12 months. I don't kid myself that it will be easy, but it should be 
possible. It still sounds slow--but not as slow as the past year, when my 

average weight loss was probably +1 lb. per month! =P So I've got no cause 

to complain--nothing else has ever worked better, or I'd still be doing 
it.

I posted recently about the need to believe you really can change, and the 

need to be sure you really want to change. I'm not one to believe that 

"believing" is what *causes* the change, but for sure, we will never 
attempt 
to do something that we don't believe is possible. So on some level, you do 

need to be able to picture yourself with different habits, being a different 

person. You also need to decide whether you really want to change.

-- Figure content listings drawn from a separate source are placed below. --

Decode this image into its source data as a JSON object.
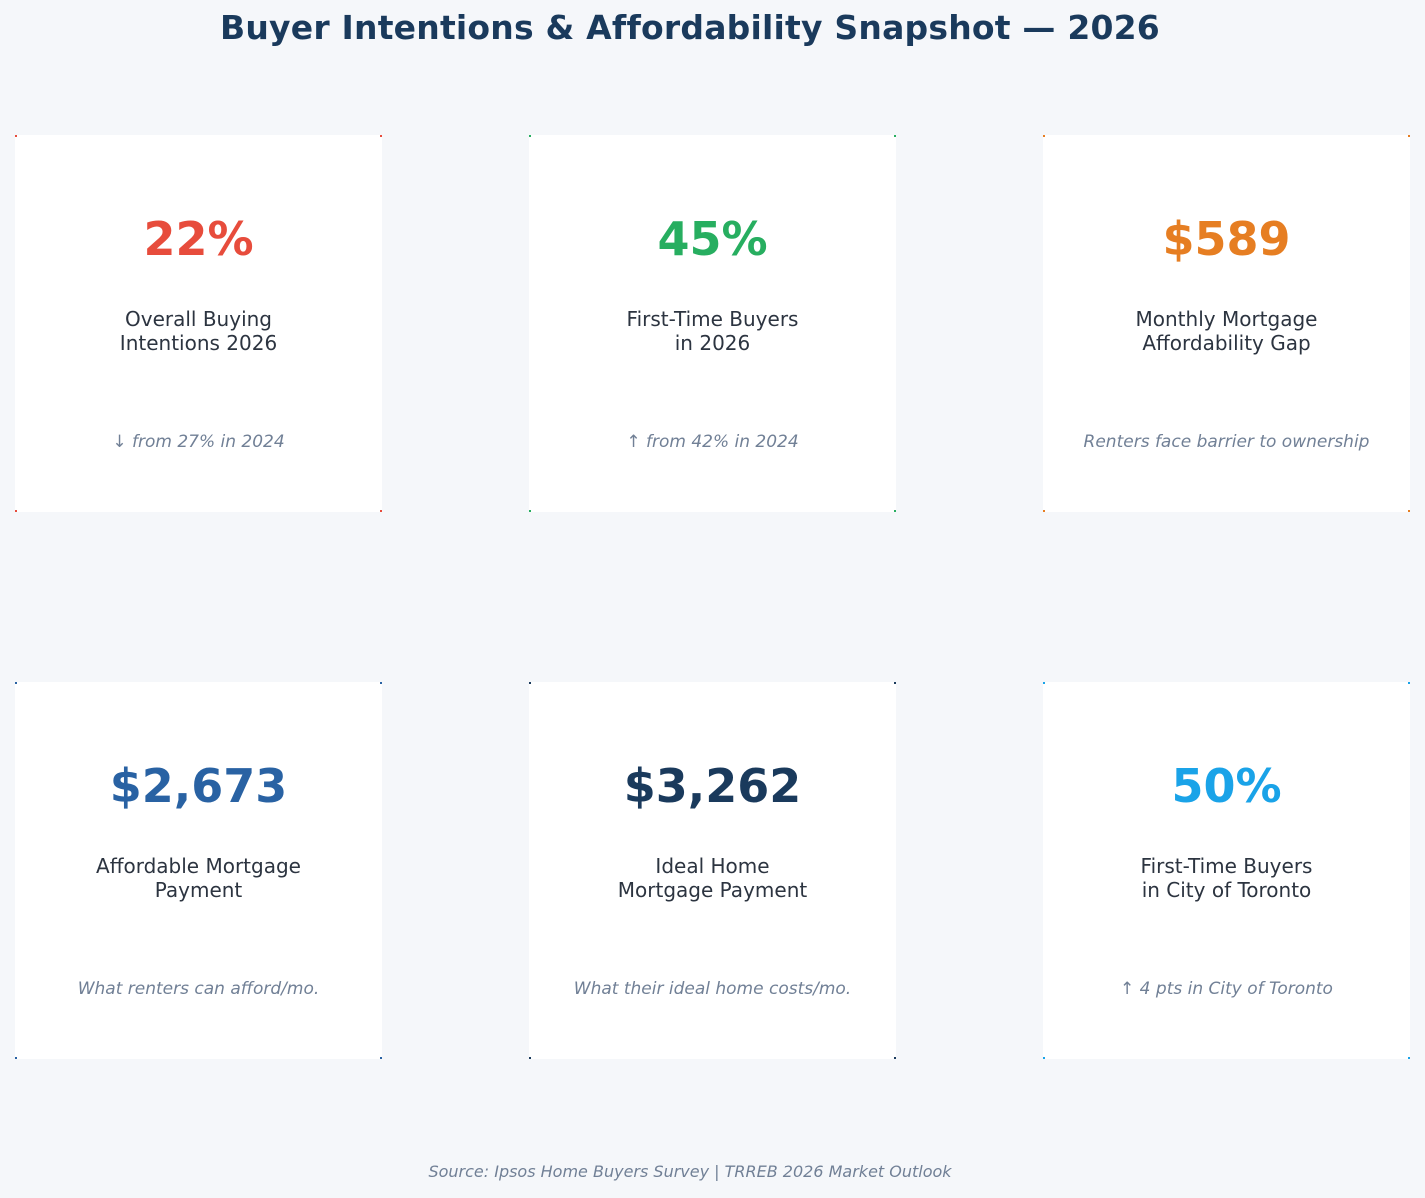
{
  "title": "Buyer Intentions & Affordability Snapshot — 2026",
  "source": "Source: Ipsos Home Buyers Survey | TRREB 2026 Market Outlook",
  "chart_data": {
    "type": "table",
    "cards": [
      {
        "value": "22%",
        "label": "Overall Buying\nIntentions 2026",
        "note": "↓ from 27% in 2024",
        "color": "#e74c3c"
      },
      {
        "value": "45%",
        "label": "First-Time Buyers\nin 2026",
        "note": "↑ from 42% in 2024",
        "color": "#27ae60"
      },
      {
        "value": "$589",
        "label": "Monthly Mortgage\nAffordability Gap",
        "note": "Renters face barrier to ownership",
        "color": "#e67e22"
      },
      {
        "value": "$2,673",
        "label": "Affordable Mortgage\nPayment",
        "note": "What renters can afford/mo.",
        "color": "#2962a3"
      },
      {
        "value": "$3,262",
        "label": "Ideal Home\nMortgage Payment",
        "note": "What their ideal home costs/mo.",
        "color": "#1a3a5c"
      },
      {
        "value": "50%",
        "label": "First-Time Buyers\nin City of Toronto",
        "note": "↑ 4 pts in City of Toronto",
        "color": "#1aa3e8"
      }
    ]
  }
}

Too 

often, if I look below the surface of my thinking, I discover that I want to 

keep doing all the same things I've been doing, but I want to have different 

results. (Same old definition of insanity...) I want to go on eating what 

appeals to me or eating what I don't need, or eating for the wrong reasons 

(emotions or boredom), or not bothering with exercise, BUT I also want to 

get thinner at the same time! Of course I'd never think these things 
consciously, but subconsciously that's probably what we all want! So, 
"wanting to change" needs to mean not only "I want to be 
thinner," but also 
"I want to go through some discomfort in order to become a different 

person," or "I want to stop doing what I enjoy" (being assured that 
'what I 
enjoy' can change...or become much less important in the overall picture).

Anyway, take it slow and steady, and never give up!